President Barack Obama used his executive powers to create the world's largest fully-protected marine reserve in the central Pacific Ocean on Thursday.
Obama's proclamation will expand the Pacific Remote Island National Marine Monument from 87,000 square miles to more than 490,000 square miles, and will outlaw commercial fishing in the area, according to The White House. The expansion will help protect the deep coral reefs, seamounts and the marine ecosystems unique to the south-central Pacific Ocean.
Secretary of State John Kerry made the announcement at an oceans meeting in New York on Sept. 25. The meeting followed up a similar summit he held in June.
"We have a responsibility to make sure our kids and their families and the future has the same ocean to serve it in the same way as we have - not to be abused, but to preserve and utilize," Kerry said. "And we're talking about an area of ocean that's nearly twice the size of Texas, and that will be protected in perpetuity from commercial fishing and other resource-extraction activities, like deep-water mining."
The president has protected more federal land and sea by executive power than any other president in the last 50 years, The Washington Post reported. It's the twelfth time Obama has protected the environment under the 1906 Antiquities Act. George W. Bush established the marine reserve in 2009.

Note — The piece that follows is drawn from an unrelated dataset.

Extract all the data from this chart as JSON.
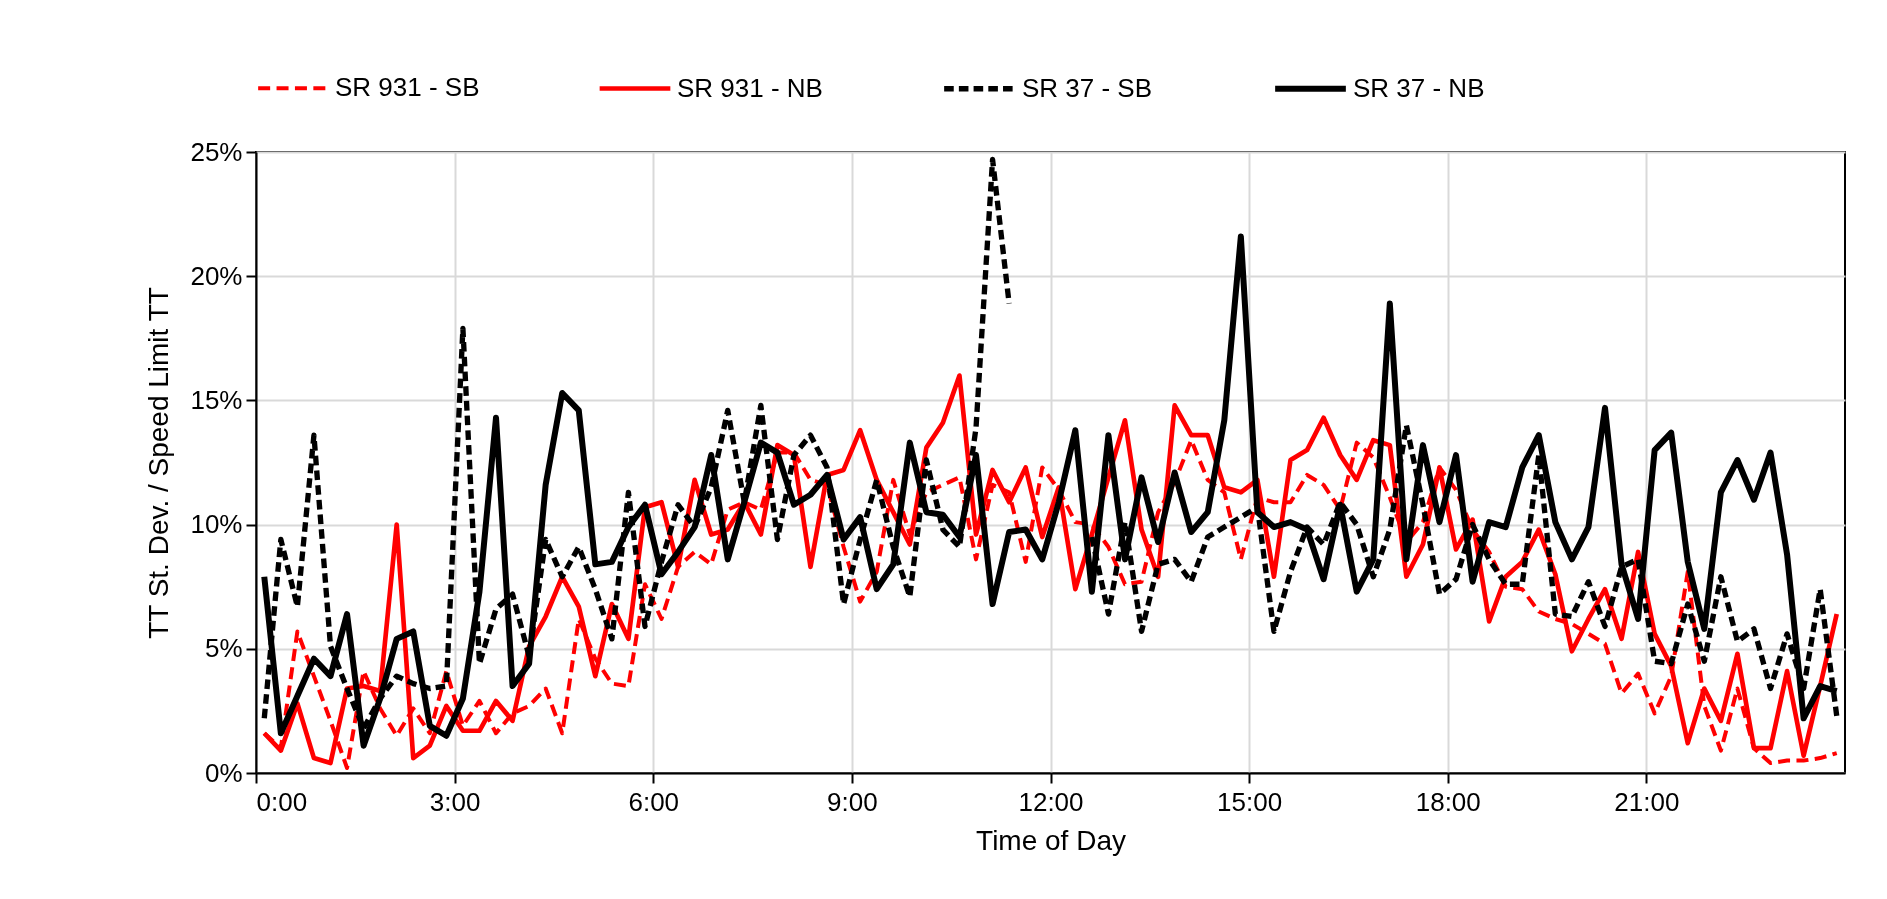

Obama announced a "more ambitious plan" in June to further protect more marine areas. His administration chose the Monument because scientists identified large, protected marine reserves as the best way to rebuild biodiversity, support fish populations and improve overall ecosystem resilience, according to The White House.
Rep. Rob Bishop (R-UT) thinks the president has overstepped his bounds. The chairman of the House Natural Resources subcommittee on public lands and environmental regulation tried to push through wilderness bills, but Democrats objected to provisions that allowed motorized vehicles in some areas.
"He is using the Antiquities Act not to save or preserve anything, but as a political weapon before the election," Bishop told the Post.
The proclamation will ban deep-sea mining, but some recreational and traditional fishing will be allowed if they are "consistent with the conservation goals of the Monument," according to The White House.